Sounds like you ran into the classic “everything’s on the same WiFi but nothing talks to each other” Roku special.

@voyageurdubois already hit most of the sane stuff, so I’ll skip repeating their checklist. A few different angles you can try that sometimes fix what the official Roku app randomly breaks:

  1. Check if your router is using “private address” / MAC randomization
    On iPhone: Wi-Fi → tap your network → look for “Private Wi‑Fi Address.”
    On Android: Wi‑Fi details → “Random MAC” or “Privacy” option.
    Turn that off just for your home network on your phone, then reconnect.
    Some routers freak out when the phone keeps changing MACs and Roku discovery dies even though you appear on the same network.

  2. Turn off IPv6 on the router (temporarily)
    Roku discovery is still very IPv4-ish. Some routers with IPv6 + weird multicast settings make discovery fail even when pings work.
    Go into your router’s WAN/LAN settings, disable IPv6, reboot router and TV, then test the app again.
    Not saying IPv6 is bad, just that some cheap routers are.

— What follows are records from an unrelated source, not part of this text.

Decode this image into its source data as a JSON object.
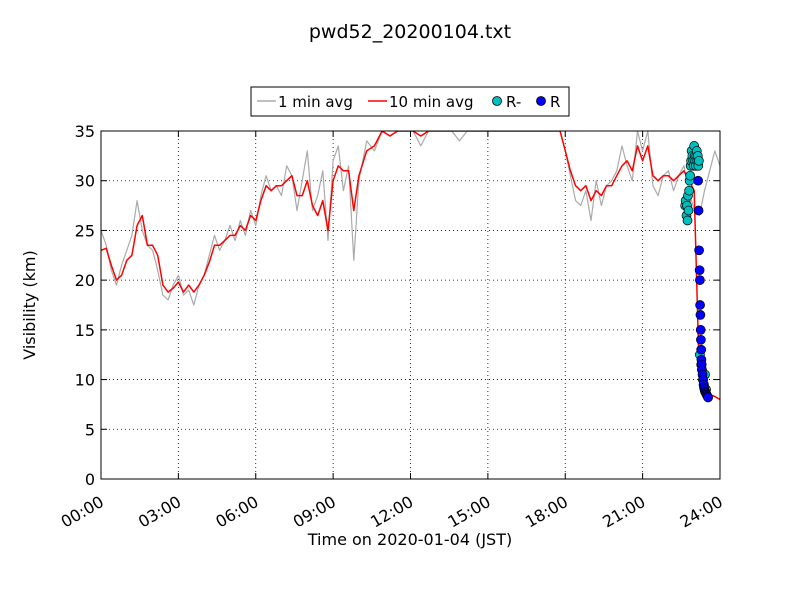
{
  "chart_data": {
    "type": "line",
    "title": "pwd52_20200104.txt",
    "xlabel": "Time on 2020-01-04 (JST)",
    "ylabel": "Visibility (km)",
    "xlim": [
      0,
      24
    ],
    "ylim": [
      0,
      35
    ],
    "x_ticks": [
      "00:00",
      "03:00",
      "06:00",
      "09:00",
      "12:00",
      "15:00",
      "18:00",
      "21:00",
      "24:00"
    ],
    "y_ticks": [
      "0",
      "5",
      "10",
      "15",
      "20",
      "25",
      "30",
      "35"
    ],
    "grid": true,
    "legend_position": "top-center",
    "colors": {
      "one_min": "#aaaaaa",
      "ten_min": "#ff0000",
      "r_minus": "#00bfbf",
      "r": "#0000ff"
    },
    "series": [
      {
        "name": "1 min avg",
        "style": "line",
        "x": [
          0.0,
          0.2,
          0.4,
          0.6,
          0.8,
          1.0,
          1.2,
          1.4,
          1.6,
          1.8,
          2.0,
          2.2,
          2.4,
          2.6,
          2.8,
          3.0,
          3.2,
          3.4,
          3.6,
          3.8,
          4.0,
          4.2,
          4.4,
          4.6,
          4.8,
          5.0,
          5.2,
          5.4,
          5.6,
          5.8,
          6.0,
          6.2,
          6.4,
          6.6,
          6.8,
          7.0,
          7.2,
          7.4,
          7.6,
          7.8,
          8.0,
          8.2,
          8.4,
          8.6,
          8.8,
          9.0,
          9.2,
          9.4,
          9.6,
          9.8,
          10.0,
          10.3,
          10.6,
          10.9,
          11.2,
          11.5,
          11.8,
          12.1,
          12.4,
          12.7,
          13.0,
          13.3,
          13.6,
          13.9,
          14.2,
          14.5,
          14.8,
          15.1,
          15.4,
          15.7,
          16.0,
          16.3,
          16.6,
          16.9,
          17.2,
          17.5,
          17.8,
          18.0,
          18.2,
          18.4,
          18.6,
          18.8,
          19.0,
          19.2,
          19.4,
          19.6,
          19.8,
          20.0,
          20.2,
          20.4,
          20.6,
          20.8,
          21.0,
          21.2,
          21.4,
          21.6,
          21.8,
          22.0,
          22.2,
          22.4,
          22.6,
          22.8,
          23.0,
          23.2,
          23.4,
          23.6,
          23.8,
          24.0
        ],
        "y": [
          25.0,
          23.5,
          21.0,
          19.5,
          21.5,
          23.0,
          24.5,
          28.0,
          25.0,
          23.5,
          23.0,
          21.0,
          18.5,
          18.0,
          19.5,
          20.5,
          18.5,
          19.0,
          17.5,
          19.5,
          20.5,
          22.5,
          24.5,
          23.0,
          24.0,
          25.5,
          24.0,
          26.0,
          24.5,
          27.0,
          25.5,
          28.5,
          30.5,
          29.0,
          29.5,
          28.5,
          31.5,
          30.5,
          27.0,
          30.0,
          33.0,
          27.0,
          28.5,
          31.0,
          24.0,
          32.0,
          33.5,
          29.0,
          31.5,
          22.0,
          30.0,
          34.0,
          33.0,
          35.0,
          34.5,
          35.0,
          35.0,
          35.0,
          33.5,
          35.0,
          35.0,
          35.0,
          35.0,
          34.0,
          35.0,
          35.0,
          35.0,
          35.0,
          35.0,
          35.0,
          35.0,
          35.0,
          35.0,
          35.0,
          35.0,
          35.0,
          35.0,
          33.0,
          30.5,
          28.0,
          27.5,
          29.0,
          26.0,
          30.0,
          27.5,
          29.5,
          30.0,
          31.0,
          33.5,
          31.5,
          30.0,
          35.0,
          33.0,
          35.0,
          29.5,
          28.5,
          30.5,
          31.0,
          29.0,
          30.5,
          31.5,
          29.0,
          27.0,
          26.5,
          29.0,
          31.0,
          33.0,
          31.5
        ]
      },
      {
        "name": "10 min avg",
        "style": "line",
        "x": [
          0.0,
          0.2,
          0.4,
          0.6,
          0.8,
          1.0,
          1.2,
          1.4,
          1.6,
          1.8,
          2.0,
          2.2,
          2.4,
          2.6,
          2.8,
          3.0,
          3.2,
          3.4,
          3.6,
          3.8,
          4.0,
          4.2,
          4.4,
          4.6,
          4.8,
          5.0,
          5.2,
          5.4,
          5.6,
          5.8,
          6.0,
          6.2,
          6.4,
          6.6,
          6.8,
          7.0,
          7.2,
          7.4,
          7.6,
          7.8,
          8.0,
          8.2,
          8.4,
          8.6,
          8.8,
          9.0,
          9.2,
          9.4,
          9.6,
          9.8,
          10.0,
          10.3,
          10.6,
          10.9,
          11.2,
          11.5,
          11.8,
          12.1,
          12.4,
          12.7,
          13.0,
          13.3,
          13.6,
          13.9,
          14.2,
          14.5,
          14.8,
          15.1,
          15.4,
          15.7,
          16.0,
          16.3,
          16.6,
          16.9,
          17.2,
          17.5,
          17.8,
          18.0,
          18.2,
          18.4,
          18.6,
          18.8,
          19.0,
          19.2,
          19.4,
          19.6,
          19.8,
          20.0,
          20.2,
          20.4,
          20.6,
          20.8,
          21.0,
          21.2,
          21.4,
          21.6,
          21.8,
          22.0,
          22.2,
          22.4,
          22.6,
          22.8,
          23.0,
          23.2,
          23.4,
          23.6,
          23.8,
          24.0
        ],
        "y": [
          23.0,
          23.2,
          21.5,
          20.0,
          20.5,
          22.0,
          22.5,
          25.5,
          26.5,
          23.5,
          23.5,
          22.5,
          19.5,
          18.8,
          19.2,
          19.8,
          18.8,
          19.5,
          18.8,
          19.5,
          20.5,
          21.8,
          23.5,
          23.5,
          24.0,
          24.5,
          24.5,
          25.5,
          25.0,
          26.5,
          26.0,
          28.0,
          29.5,
          29.0,
          29.5,
          29.5,
          30.0,
          30.5,
          28.5,
          28.5,
          30.0,
          27.5,
          26.5,
          28.0,
          25.0,
          30.0,
          31.5,
          31.0,
          31.0,
          27.0,
          30.5,
          33.0,
          33.5,
          35.0,
          34.5,
          35.0,
          35.0,
          35.0,
          34.5,
          35.0,
          35.0,
          35.0,
          35.0,
          35.0,
          35.0,
          35.0,
          35.0,
          35.0,
          35.0,
          35.0,
          35.0,
          35.0,
          35.0,
          35.0,
          35.0,
          35.0,
          35.0,
          33.0,
          31.0,
          29.5,
          29.0,
          29.5,
          28.0,
          29.0,
          28.5,
          29.5,
          29.5,
          30.5,
          31.5,
          32.0,
          31.0,
          33.5,
          32.0,
          33.5,
          30.5,
          30.0,
          30.5,
          30.5,
          30.0,
          30.5,
          31.0,
          30.0,
          29.0,
          10.0,
          9.0,
          8.5,
          8.3,
          8.0
        ]
      },
      {
        "name": "R-",
        "style": "marker",
        "x": [
          22.65,
          22.67,
          22.7,
          22.72,
          22.74,
          22.76,
          22.78,
          22.8,
          22.82,
          22.84,
          22.86,
          22.88,
          22.9,
          22.93,
          22.96,
          22.98,
          23.0,
          23.02,
          23.04,
          23.06,
          23.08,
          23.1,
          23.12,
          23.14,
          23.16,
          23.18,
          23.22,
          23.27,
          23.3,
          23.34,
          23.38,
          23.42,
          23.46
        ],
        "y": [
          27.5,
          28.0,
          26.5,
          27.5,
          26.0,
          28.5,
          27.0,
          29.0,
          30.0,
          30.5,
          31.5,
          32.0,
          33.0,
          32.5,
          32.0,
          31.5,
          33.5,
          32.5,
          32.0,
          31.5,
          32.5,
          33.0,
          32.0,
          32.5,
          31.5,
          32.0,
          12.5,
          11.5,
          11.0,
          10.0,
          9.5,
          10.5,
          9.0
        ]
      },
      {
        "name": "R",
        "style": "marker",
        "x": [
          23.15,
          23.17,
          23.19,
          23.21,
          23.22,
          23.23,
          23.24,
          23.25,
          23.26,
          23.27,
          23.28,
          23.29,
          23.3,
          23.32,
          23.34,
          23.36,
          23.38,
          23.4,
          23.42,
          23.44,
          23.46,
          23.48,
          23.5,
          23.52,
          23.54
        ],
        "y": [
          30.0,
          27.0,
          23.0,
          21.0,
          20.0,
          17.5,
          16.5,
          15.0,
          14.0,
          13.0,
          12.0,
          11.5,
          11.0,
          10.5,
          10.0,
          9.5,
          9.2,
          9.0,
          8.8,
          8.7,
          8.6,
          8.5,
          8.4,
          8.3,
          8.2
        ]
      }
    ]
  }
}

  3. Test basic network visibility
    This is nerdy but actually useful:

    • On your phone, install a simple network utility app that lets you “ping” an IP.
    • Ping the TV’s IP (the one you saw under Network → About).
      If you can’t ping it, the problem is 100% your network, not the app. Something is blocking local traffic.
      If you can ping it, but the Roku app still won’t connect even with manual IP, the Roku app itself is the likely problem.
  4. Turn off “WiFi calling” or “Smart network switch” on your phone
    Some phones constantly juggle WiFi + cellular or “switch to better network,” which breaks the connection mid-handshake.

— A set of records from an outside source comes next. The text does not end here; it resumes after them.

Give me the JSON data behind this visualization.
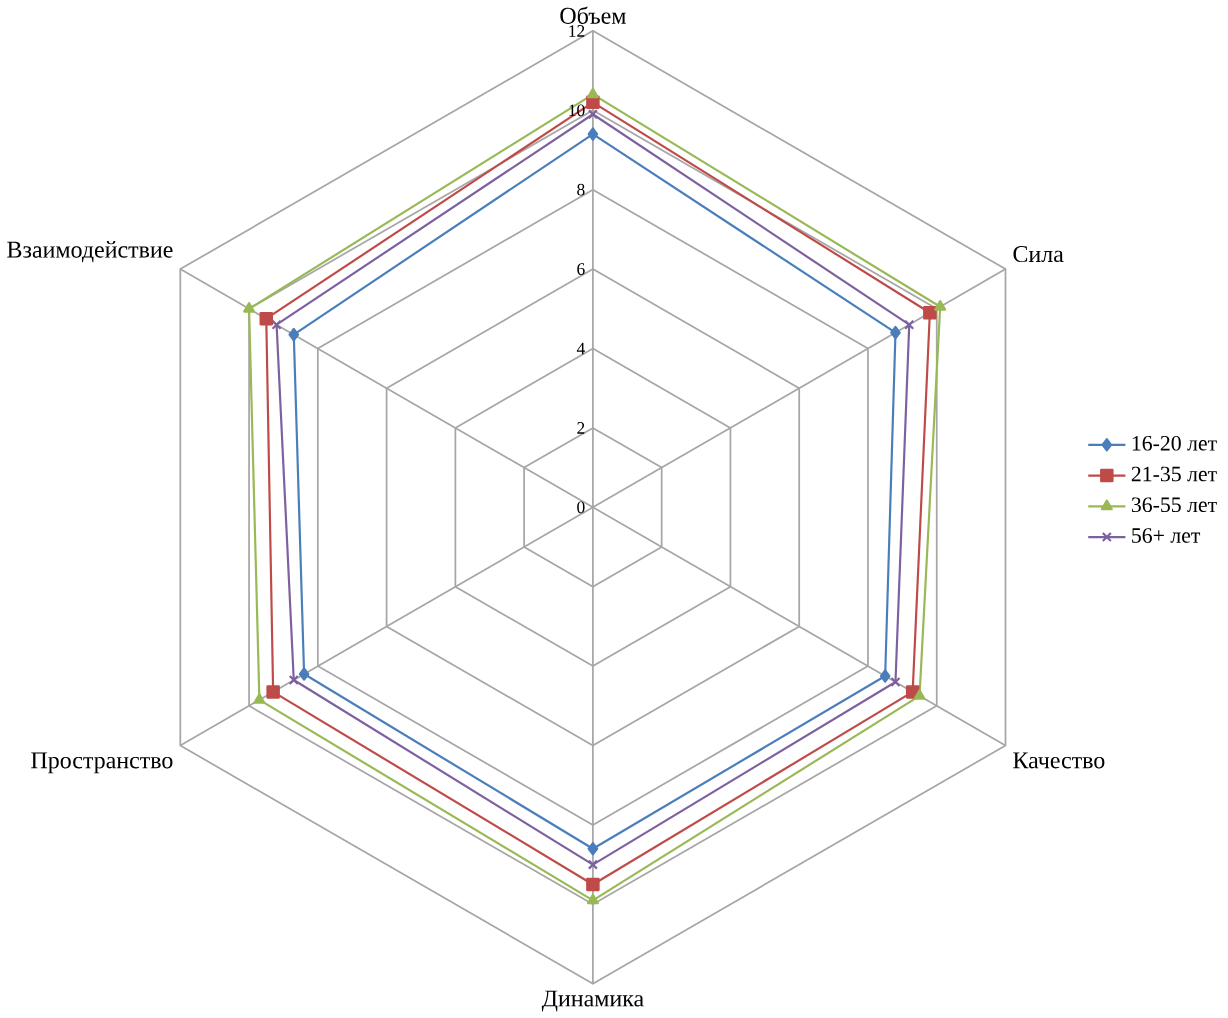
{
  "chart_data": {
    "type": "radar",
    "categories": [
      "Объем",
      "Сила",
      "Качество",
      "Динамика",
      "Пространство",
      "Взаимодействие"
    ],
    "ylim": [
      0,
      12
    ],
    "yticks": [
      0,
      2,
      4,
      6,
      8,
      10,
      12
    ],
    "grid": true,
    "legend": "right",
    "series": [
      {
        "name": "16-20 лет",
        "color": "#4a7ebb",
        "marker": "diamond",
        "values": [
          9.4,
          8.8,
          8.5,
          8.6,
          8.4,
          8.7
        ]
      },
      {
        "name": "21-35 лет",
        "color": "#be4b48",
        "marker": "square",
        "values": [
          10.2,
          9.8,
          9.3,
          9.5,
          9.3,
          9.5
        ]
      },
      {
        "name": "36-55 лет",
        "color": "#98b954",
        "marker": "triangle",
        "values": [
          10.4,
          10.1,
          9.5,
          9.9,
          9.7,
          10.0
        ]
      },
      {
        "name": "56+ лет",
        "color": "#7d60a0",
        "marker": "cross",
        "values": [
          9.9,
          9.2,
          8.8,
          9.0,
          8.7,
          9.2
        ]
      }
    ]
  }
}
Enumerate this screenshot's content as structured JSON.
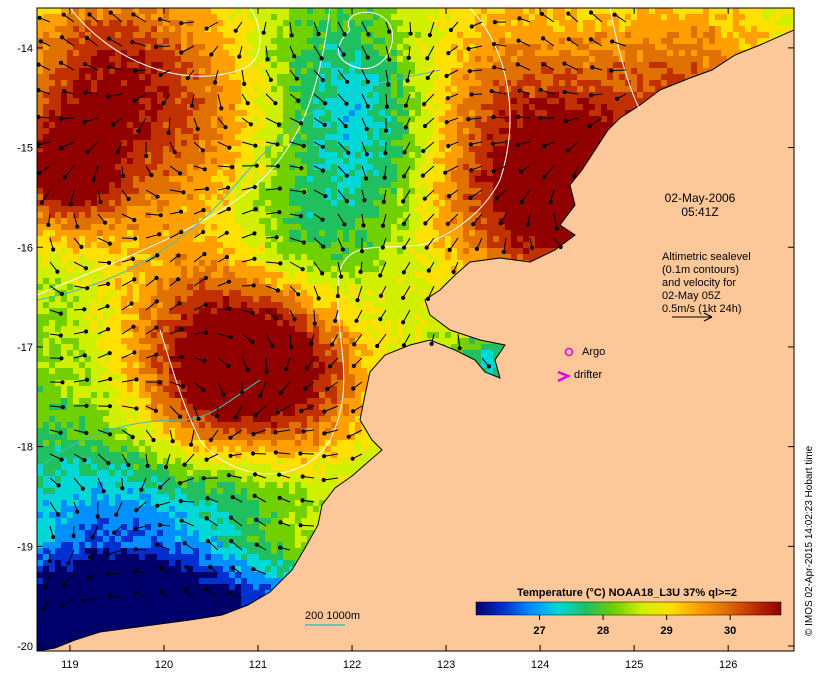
{
  "map": {
    "lon_range": [
      118.65,
      126.7
    ],
    "lat_range": [
      -20.05,
      -13.6
    ],
    "x_ticks": [
      119,
      120,
      121,
      122,
      123,
      124,
      125,
      126
    ],
    "y_ticks": [
      -14,
      -15,
      -16,
      -17,
      -18,
      -19,
      -20
    ],
    "x_tick_labels": [
      "119",
      "120",
      "121",
      "122",
      "123",
      "124",
      "125",
      "126"
    ],
    "y_tick_labels": [
      "-14",
      "-15",
      "-16",
      "-17",
      "-18",
      "-19",
      "-20"
    ]
  },
  "date": {
    "line1": "02-May-2006",
    "line2": "05:41Z"
  },
  "altimetry": {
    "line1": "Altimetric sealevel",
    "line2": "(0.1m contours)",
    "line3": "and velocity for",
    "line4": "02-May 05Z",
    "line5": "0.5m/s (1kt 24h)"
  },
  "legend": {
    "argo_label": "Argo",
    "drifter_label": "drifter",
    "argo_color": "#e000e0",
    "drifter_color": "#e000e0",
    "isobath_label": "200  1000m",
    "isobath_color": "#40c0c0"
  },
  "colorbar": {
    "title": "Temperature (°C) NOAA18_L3U 37% ql>=2",
    "ticks": [
      "27",
      "28",
      "29",
      "30"
    ],
    "tick_values": [
      27,
      28,
      29,
      30
    ],
    "range": [
      26.0,
      30.8
    ],
    "colors": [
      "#00006a",
      "#0030d0",
      "#0090ff",
      "#00d8d8",
      "#20c060",
      "#70d000",
      "#d0f000",
      "#ffe000",
      "#ffa000",
      "#e07000",
      "#c03000",
      "#900000"
    ]
  },
  "credit": "© IMOS 02-Apr-2015 14:02:23 Hobart time",
  "colors": {
    "land": "#fcc89a",
    "frame": "#000000",
    "contour": "#ffffff",
    "arrow": "#000000"
  }
}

    • Disable WiFi calling.
    • Disable “Switch to mobile data when WiFi is weak” (names vary).
      Then force-close and reopen the Roku app.
  5. Clear Roku app’s local network permission
    On iOS:

    • Settings → Privacy & Security → Local Network
    • Turn Roku off, then open the Roku app again so it re-asks.
      On Android:
    • Long-press the Roku app → App info → Permissions
    • Make sure “Nearby devices” or “Local network” style permission is allowed.
      Sometimes toggling it off and back on fixes weirdness.
  6. Check for a new router “security” feature
    A lot of ISPs sneak in “advanced security,” “IoT isolation,” or “home shield” after a firmware update. These can silently block device-to-device traffic on the same WiFi.

    • Log in to your router / ISP app
    • Look for things like “Home network security,” “Block LAN to LAN,” “IoT network,” etc.
    • Turn those off or whitelist the TV and phone.
  7. Try a different remote app entirely
    If you want to see if this is just the Roku app being stubborn, grab the TVRem Universal TV Remote app and see if that sees your ONN Roku TV over WiFi.
    If TVRem connects instantly while the Roku app pretends your TV doesn’t exist, then the network is fine and the Roku app is just being flaky after an update.

    If you want more info about it and similar tools in one place, this breakdown is helpful:
    smart ways to control your TV from your phone

  8. Quick factory-style reset without nuking everything
    If nothing else works and you’re willing to go a bit more nuclear than @voyageurdubois suggested:

    • Settings → System → Advanced system settings
    • “Network connection reset” (you’ll have to rejoin WiFi)
      If that still doesn’t fix it, full factory reset is the last resort, but I honestly wouldn’t jump to that unless the TV has other issues too.

Personally, I’ve had the Roku app stop seeing a TV while another remote app worked fine on the same phone and same network. So I don’t totally buy that this is always a router/AP isolation problem like people often insist. It’s often just the Roku app being picky after an update plus one weird router setting.